Taupier à Val-d’Arc (73220)
Intervention professionnelle ou piégeage autonome — Savoie
Le piège Putange est utilisé depuis 300 ans par les taupiers professionnels. Sur les sols moraines et alluvions alpins de la Savoie, son métal vieilli dans la terre locale neutralise les odeurs et affiche un taux de capture supérieur à 90%.
Calendrier taupinière — Val-d’Arc
📅 La saison démarre vers mi-mars dans votre secteur.
Les 15 jours de gel annuels ralentissent l'activité souterraine sans l'interrompre totalement. La forte pluviométrie (1320 mm/an) maintient le sol meuble toute l'année, créant des conditions idéales pour le creusement permanent des galeries. Le pic printanier démarre progressivement avec le réchauffement du sol, généralement vers la mi-mars. L'activité est régulière dans ce secteur. Une surveillance hebdomadaire des taupinières en saison permet d'agir avant que les galeries ne s'étendent à l'ensemble du terrain.

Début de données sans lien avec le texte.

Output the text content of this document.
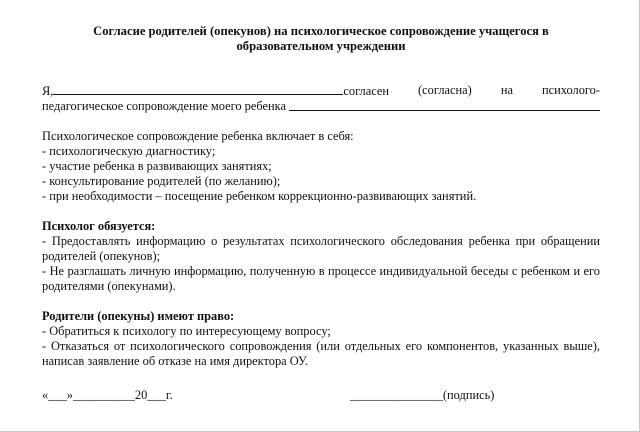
Согласие родителей (опекунов) на психологическое сопровождение учащегося в
образовательном учреждении
Я,	согласен (согласна) на психолого-
педагогическое сопровождение моего ребенка

Психологическое сопровождение ребенка включает в себя:

- психологическую диагностику;

- участие ребенка в развивающих занятиях;

- консультирование родителей (по желанию);

- при необходимости – посещение ребенком коррекционно-развивающих занятий.

Психолог обязуется:

- Предоставлять информацию о результатах психологического обследования ребенка при обращении родителей (опекунов);

- Не разглашать личную информацию, полученную в процессе индивидуальной беседы с ребенком и его родителями (опекунами).

Родители (опекуны) имеют право:

- Обратиться к психологу по интересующему вопросу;

- Отказаться от психологического сопровождения (или отдельных его компонентов, указанных выше), написав заявление об отказе на имя директора ОУ.

«___»__________20___г.	_______________(подпись)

Éliminer les taupes à Val-d’Arc
La technique Putange est particulièrement adaptée à Savoie : le métal du piège est vieilli dans la terre locale avant livraison, neutralisant les odeurs humaines et métalliques détectables par les taupes à plusieurs mètres.
Le terrain à Val-d’Arc
Val-d'Arc, c'est le paradoxe alpin que j'affronte chaque saison : une nappe profonde à 200 centimètres qui gèle à peine l'hiver — seulement 15 jours de gel — mais qui se sature dès octobre avec les 1320 millimètres de pluie annuelle. Les taupes ici ne creusent pas par besoin hydrique constant ; elles creusent par cycles. Automne : les galeries s'élargissent après les orages qui détrempen les moraines alpines. Printemps : nouvelle poussée, février-mars. Ce que les taupiers du plateau ignorent, c'est qu'à Val-d'Arc, le sol gelé n'existe presque pas — donc pas de refuge haut comme ailleurs. Les taupes demeurent actives, mais superficiellement, à 35-45 centimètres. C'est ici que le piège Putange révèle toute son efficacité : intercepter cette circulation médiane, pas la profonde.
Diagnostic de pose — Val-d’Arc
L'erreur courante ? Creuser à 60 centimètres comme en Bourgogne. À Val-d'Arc, sur ces moraines alluviales mal consolidées, vous franchissez le étage actif des taupes et vous fichez le piège trop bas. Ce que j'observe ici : février-mars, les galeries majeures courent à 40 centimètres, suivant la limite de saturation édaphique — exactement où le sol passe du gorgé à l'aéré. Installez le piège Putange à 38-42 centimètres, légèrement oblique face à la pente (nord-sud prioritaire, car le relief canalisé les déplacements). Timing critique : poser après un jour d'humidité (jeudi-vendredi post-pluie). Les 12 exploitations bovines alentour créent une pression régulière, mais discontinue — pas de tunnels permanents comme en prairie permanente.
Val-d'Arc doit sa structure agricole aux défrichements savoyards du XIIe siècle. L'élevage allaitant s'y est implanté parce que la moraine alpine y drainait mal — prairies humides, naturelles, faiblement mécanisables. Ces 12 fermes, descendants directs de cette économie de versant, maintiennent cette pression taupinière régulière. Le sol, jamais totalement sec, jamais gelé profond.
« Pourquoi les taupes reviennent après le piégeage en mai ? » Ici, c'est simple : la nappe remonte en juin, saturant le sol. Avril-mai, vous créez un appel — une galerie à peine vidée se repeuple immédiatement. Attendez mi-juin pour travailler les zones alpines de Val-d'Arc. Les taupes migreront ailleurs vers la nappe émergente. Revérifiez fin juillet seulement.